Although it is possible that Congress could try to use the Supreme Court ruling as a way reopen SOX and produce a less strict 2.0 version of the law, lawmakers now appear headed in the opposite direction -- aiming to impose more financial regulation, not less, on firms.
Citing work now underway in Congress on financial reform legislation, Chris McClean, an analyst at Forrester Research, noted that "there is still a big appetite for financial reform."

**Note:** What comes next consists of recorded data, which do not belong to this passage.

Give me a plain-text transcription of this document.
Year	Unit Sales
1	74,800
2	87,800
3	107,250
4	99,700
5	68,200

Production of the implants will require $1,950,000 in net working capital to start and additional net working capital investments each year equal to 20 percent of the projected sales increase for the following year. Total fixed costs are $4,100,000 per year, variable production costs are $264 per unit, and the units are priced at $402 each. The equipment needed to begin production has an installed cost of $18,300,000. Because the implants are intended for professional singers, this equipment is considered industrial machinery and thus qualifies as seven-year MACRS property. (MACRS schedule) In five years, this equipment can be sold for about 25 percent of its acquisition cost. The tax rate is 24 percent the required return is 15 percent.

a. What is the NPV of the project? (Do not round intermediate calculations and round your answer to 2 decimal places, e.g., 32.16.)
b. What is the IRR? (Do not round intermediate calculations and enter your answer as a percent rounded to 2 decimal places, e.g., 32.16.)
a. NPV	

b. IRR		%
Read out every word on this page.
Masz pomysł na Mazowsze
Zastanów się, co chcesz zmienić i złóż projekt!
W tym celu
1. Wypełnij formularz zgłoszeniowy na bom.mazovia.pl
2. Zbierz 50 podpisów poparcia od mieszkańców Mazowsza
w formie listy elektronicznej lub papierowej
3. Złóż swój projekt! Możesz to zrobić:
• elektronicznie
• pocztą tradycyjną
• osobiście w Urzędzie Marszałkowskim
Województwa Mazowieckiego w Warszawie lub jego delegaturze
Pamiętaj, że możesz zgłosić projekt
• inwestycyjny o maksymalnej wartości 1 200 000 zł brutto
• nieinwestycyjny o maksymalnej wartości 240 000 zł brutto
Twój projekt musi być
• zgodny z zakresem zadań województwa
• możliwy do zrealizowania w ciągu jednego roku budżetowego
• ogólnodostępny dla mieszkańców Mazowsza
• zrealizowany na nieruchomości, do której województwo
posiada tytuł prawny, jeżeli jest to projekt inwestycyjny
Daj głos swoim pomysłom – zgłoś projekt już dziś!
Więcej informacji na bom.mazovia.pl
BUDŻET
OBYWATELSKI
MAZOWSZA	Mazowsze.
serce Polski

Nonetheless, John Berlau, director of the Center for Investors and Entrepreneurs at the Competitive Enterprise Institute, which was a party to the case, remains hopeful that the decision will lead to some changes sought by the group. For example, he said he expects that the ruling will open some of the actions of the oversight board to "a significant number of challenges" because they were made by a body he said was found to be unconstitutional.
McClean said that from a risk management perspective SOX "has had a good impact on the way companies look at risk management and consider risk management in a lot of their business decisions."
Caldwell says a survey he is assembling is showing that increased IT purchases of software for enterprise risk management, and not Sarbanes Oxley.
Moreover, Caldwell points out that in many ways SOX has become just one more compliance burden for IT managers. The new compliance requirements are burdening IT, he said, adding that that an earlier estimate made by Gartner - that the number of regulations is doubling every six years - is holding true.
The lawsuit challenging SOX was filed by a group called the Washington-based Free Enterprise Fund, which describes itself as a non-profit interested in limited government. In papers filed with the court, the group contended that U.S. businesses spent $35 billion in compliance costs during the first year the Sarbanes-Oxley regulations were in place.
In the suit challenging the accounting board, the Free Enterprise Fund said that In 2003, its chairman received "an exorbitant" salary of $556,000, while its other four members were paid "a similarly excessive" salary of $425,000.